第13期のテーマは「海外」。直木賞には似合わない(かもしれない)、国際的な一面に光を当てます。
沈みゆく巨艦、と直木賞が言われはじめて、もう何年たつのでしょうか。もしかして言われていないかもしれませんが、出版市場の規模縮小は止まりません。そんななかで「昔ながらの古くさい仕組みでよくやっているよ」と今後も言われつづけることがほぼ決定している、歴史的な遺物、直木三十五賞。この賞があまりに面白いせいで、ブログを書くのがやめられず、この5月で13年目を迎えました。
13年間、毎週直木賞のことを考えていると、次はどういう切り口でブログを書こうかと、いろいろ頭に浮かんできます。いっぽうで、直木賞に関わった受賞者や候補者、その人たちの作品のことをもっと数多く取り上げていきたい、という思いもあります。なるべくこれまで触れたことのある作家は避け、しかも1年間50週ぐらいは続くようなテーマ。何かないだろうか。……こんな何ひとつ社会の役に立たない無益なことを考える時間が、だいたいいちばん楽しいです。
というところで、令和1年/2019年6月から始める13年目のテーマは、「直木賞、海を越える」というものに決めました。

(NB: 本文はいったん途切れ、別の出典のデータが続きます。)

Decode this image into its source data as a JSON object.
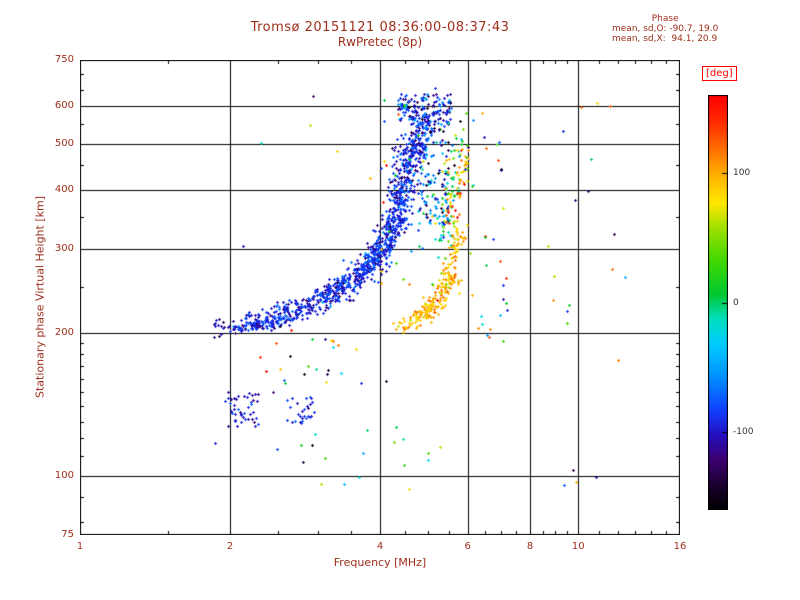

直木賞は日本で刊行された、日本語で書かれた小説のために運営されている日本の文学賞です。しかし80年以上もやっていれば、日本以外の国籍の人が候補になったり、海外に縁の深い人が注目されたり、海を越えた土地が舞台となった小説が議論されたり、日本という国のなかの話にとどまらないエピソードが山のように積み重なっていきます。
しかし、どう見積もってもこの賞を「国際的な賞」とは言いがたいです。日本人が登場しない候補作に対して、それを理由に批判的な論評をくだす選考委員がいる。というような直木賞を構成する微々たる性質だけをことさら大仰に取り出して、何だかんだと直木賞を批判する人がいるくらいです。そういう様子を眺めていると、よほど直木賞が気に食わない人が、この世には一定数いるんだな、ということがわかりますが、それと同時に、直木賞のなかにだって海外のことや国際事情、日本以外の土地や人びとを尊ぶ伝統が流れているはずなんだけど……と調べたくなる衝動を抑えることができません。
相変らず物好きにもほどがあるようなテーマ設定ですけど、来年は2020年、多少はわれわれの日常生活にも海外の風が吹くのではないか、と推測される頃合いです。直木賞を通して海外を感じるのも悪くないかもしれません。悪いかもしれません。よくわかりませんが、これでやろうと決めてしまったからには愚図愚図いわず、直木賞と海外との関連性をあれこれ考えて、ひきつづき楽しんでいきたいと思います。
まず第1週目は、自身の海外留学の経験をきっかけに小説を職業として書く意識が芽生え、いまなお海を越えた作品をぞくぞくと生み出している、直木賞受賞者の話から始めます。